このようにメガ・コンペティションとコミュニケーション革命の結果、企業の市場支配力が大幅に減退し、消費者主権と言われる状況が到来したのである。

ポストモダン消費者が出現

産業化社会における主要生産物(=モノ)は工場で生産され、トラックなどの物的流通網を経由してユーザーに届けられた。こうした環境で経済活動を行うためには、大規模な組織や生産手段を保有する大企業が有利であった。これに対して、ポスト産業化社会における主要生産物(=情報)はコンピュータで生産され、インターネットという電子的流通網を経由してユーザーに届けられる。そこで経済活動を行うためには、基本的にパソコンとインターネットがあればよく、個人であっても大企業に伍(ご)して経済活動を行うことができる。

つまり現代の消費者には、従来の消費者の枠を超えて、主体的に経済活動を行う“プロシューマー”への道が開かれている。ポストモダン化は、企業と消費者の力関係を逆転させるだけでなく、生産者と消費者の境界をあいまいなものにする可能性が高い。
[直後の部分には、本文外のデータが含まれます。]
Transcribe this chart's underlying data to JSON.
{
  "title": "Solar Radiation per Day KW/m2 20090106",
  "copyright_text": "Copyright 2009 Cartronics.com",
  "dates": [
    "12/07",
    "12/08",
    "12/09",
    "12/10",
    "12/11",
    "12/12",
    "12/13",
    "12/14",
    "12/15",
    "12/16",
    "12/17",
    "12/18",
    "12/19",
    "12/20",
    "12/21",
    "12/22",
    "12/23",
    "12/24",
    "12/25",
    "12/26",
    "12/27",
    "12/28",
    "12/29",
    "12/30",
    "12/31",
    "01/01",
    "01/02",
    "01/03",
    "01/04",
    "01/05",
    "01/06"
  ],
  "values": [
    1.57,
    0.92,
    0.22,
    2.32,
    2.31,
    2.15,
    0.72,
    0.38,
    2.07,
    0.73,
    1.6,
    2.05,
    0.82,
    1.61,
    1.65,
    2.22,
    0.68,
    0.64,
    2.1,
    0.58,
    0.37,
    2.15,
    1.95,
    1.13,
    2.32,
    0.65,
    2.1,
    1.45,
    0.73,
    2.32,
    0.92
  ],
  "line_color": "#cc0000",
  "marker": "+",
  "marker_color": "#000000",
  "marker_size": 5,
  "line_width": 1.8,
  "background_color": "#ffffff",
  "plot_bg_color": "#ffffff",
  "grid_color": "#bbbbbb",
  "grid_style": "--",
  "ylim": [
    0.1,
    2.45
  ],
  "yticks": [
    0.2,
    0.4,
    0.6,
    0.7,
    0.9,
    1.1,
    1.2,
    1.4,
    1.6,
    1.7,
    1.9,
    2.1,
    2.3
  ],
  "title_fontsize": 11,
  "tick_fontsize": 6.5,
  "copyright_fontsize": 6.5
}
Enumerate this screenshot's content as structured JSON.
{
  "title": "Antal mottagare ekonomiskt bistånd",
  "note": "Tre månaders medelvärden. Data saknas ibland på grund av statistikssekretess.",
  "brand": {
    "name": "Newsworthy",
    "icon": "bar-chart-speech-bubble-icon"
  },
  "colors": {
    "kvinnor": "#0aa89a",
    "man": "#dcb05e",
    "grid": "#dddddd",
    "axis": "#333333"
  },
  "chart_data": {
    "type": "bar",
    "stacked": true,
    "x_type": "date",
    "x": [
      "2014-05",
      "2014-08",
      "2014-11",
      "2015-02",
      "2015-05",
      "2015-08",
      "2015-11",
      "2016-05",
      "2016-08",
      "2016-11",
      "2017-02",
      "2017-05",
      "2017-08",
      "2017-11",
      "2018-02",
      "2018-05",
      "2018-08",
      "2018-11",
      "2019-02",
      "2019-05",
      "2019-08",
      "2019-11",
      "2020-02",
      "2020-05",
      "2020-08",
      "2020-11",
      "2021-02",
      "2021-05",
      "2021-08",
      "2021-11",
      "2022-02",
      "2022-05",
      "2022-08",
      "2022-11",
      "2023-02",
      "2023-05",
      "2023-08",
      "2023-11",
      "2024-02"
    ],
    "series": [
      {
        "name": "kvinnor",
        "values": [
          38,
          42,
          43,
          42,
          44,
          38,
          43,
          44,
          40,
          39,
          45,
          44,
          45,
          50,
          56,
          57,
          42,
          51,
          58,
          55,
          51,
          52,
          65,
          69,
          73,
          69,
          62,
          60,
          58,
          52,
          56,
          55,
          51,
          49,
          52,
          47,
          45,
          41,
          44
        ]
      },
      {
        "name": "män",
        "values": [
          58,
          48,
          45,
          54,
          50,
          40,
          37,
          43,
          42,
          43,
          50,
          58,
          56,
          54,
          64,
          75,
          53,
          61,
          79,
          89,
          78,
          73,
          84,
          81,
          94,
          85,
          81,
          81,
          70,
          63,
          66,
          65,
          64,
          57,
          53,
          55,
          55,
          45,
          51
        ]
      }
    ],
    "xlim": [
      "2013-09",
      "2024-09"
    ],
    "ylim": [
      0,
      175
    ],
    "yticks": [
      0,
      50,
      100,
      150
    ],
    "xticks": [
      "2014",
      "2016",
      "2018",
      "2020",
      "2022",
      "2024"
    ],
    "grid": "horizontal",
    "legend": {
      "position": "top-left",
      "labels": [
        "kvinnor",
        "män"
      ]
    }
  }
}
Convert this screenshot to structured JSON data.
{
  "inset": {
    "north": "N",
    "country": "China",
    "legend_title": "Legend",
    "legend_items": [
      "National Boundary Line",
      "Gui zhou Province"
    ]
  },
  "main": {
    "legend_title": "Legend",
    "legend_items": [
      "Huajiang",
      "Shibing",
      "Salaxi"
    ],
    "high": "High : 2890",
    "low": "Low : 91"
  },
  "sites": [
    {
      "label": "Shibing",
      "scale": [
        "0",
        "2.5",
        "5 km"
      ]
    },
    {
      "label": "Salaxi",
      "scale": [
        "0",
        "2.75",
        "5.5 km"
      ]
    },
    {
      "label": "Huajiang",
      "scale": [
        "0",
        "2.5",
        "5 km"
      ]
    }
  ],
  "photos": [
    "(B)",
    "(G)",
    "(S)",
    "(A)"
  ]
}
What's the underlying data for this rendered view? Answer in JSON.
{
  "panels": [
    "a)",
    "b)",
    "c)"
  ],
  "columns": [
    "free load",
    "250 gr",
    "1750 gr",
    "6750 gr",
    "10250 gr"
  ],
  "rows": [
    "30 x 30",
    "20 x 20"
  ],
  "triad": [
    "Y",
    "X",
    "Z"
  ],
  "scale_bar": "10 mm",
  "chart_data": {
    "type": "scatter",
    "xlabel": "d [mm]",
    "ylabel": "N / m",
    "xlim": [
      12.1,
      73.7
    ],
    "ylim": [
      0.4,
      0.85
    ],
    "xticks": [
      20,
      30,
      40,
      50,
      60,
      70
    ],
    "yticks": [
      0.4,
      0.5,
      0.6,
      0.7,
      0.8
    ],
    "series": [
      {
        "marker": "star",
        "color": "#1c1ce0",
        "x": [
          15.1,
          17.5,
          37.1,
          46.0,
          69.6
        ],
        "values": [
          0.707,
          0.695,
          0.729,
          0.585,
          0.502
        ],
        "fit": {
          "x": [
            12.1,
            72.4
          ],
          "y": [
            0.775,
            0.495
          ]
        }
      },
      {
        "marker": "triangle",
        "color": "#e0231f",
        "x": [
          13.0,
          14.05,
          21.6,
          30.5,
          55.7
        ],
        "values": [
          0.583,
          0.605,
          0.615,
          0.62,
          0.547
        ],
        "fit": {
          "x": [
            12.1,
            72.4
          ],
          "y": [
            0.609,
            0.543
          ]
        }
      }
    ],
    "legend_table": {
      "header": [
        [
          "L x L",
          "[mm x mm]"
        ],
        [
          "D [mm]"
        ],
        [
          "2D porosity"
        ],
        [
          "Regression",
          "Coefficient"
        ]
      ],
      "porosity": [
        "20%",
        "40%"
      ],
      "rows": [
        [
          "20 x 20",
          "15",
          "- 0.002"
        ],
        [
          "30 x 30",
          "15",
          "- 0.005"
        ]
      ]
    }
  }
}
20世紀における消費者は、ビジネス上のパワーを持たない受身の存在であった。これに対して現代の消費者は消費者主権という新たなパワー、すなわち企業選別権やビジネスへの参加権を使いこなしつつある。このようにポストモダンのパラダイムに適応した“ポストモダン消費者”は、今後急速に増加していくであろう。

これに対してほとんどの企業は、いまだに産業化社会の枠組みから脱却できていない。このギャップは急速に拡大しつつある。そして、ビジネスに大変革をもたらすエネルギーは蓄積してきている。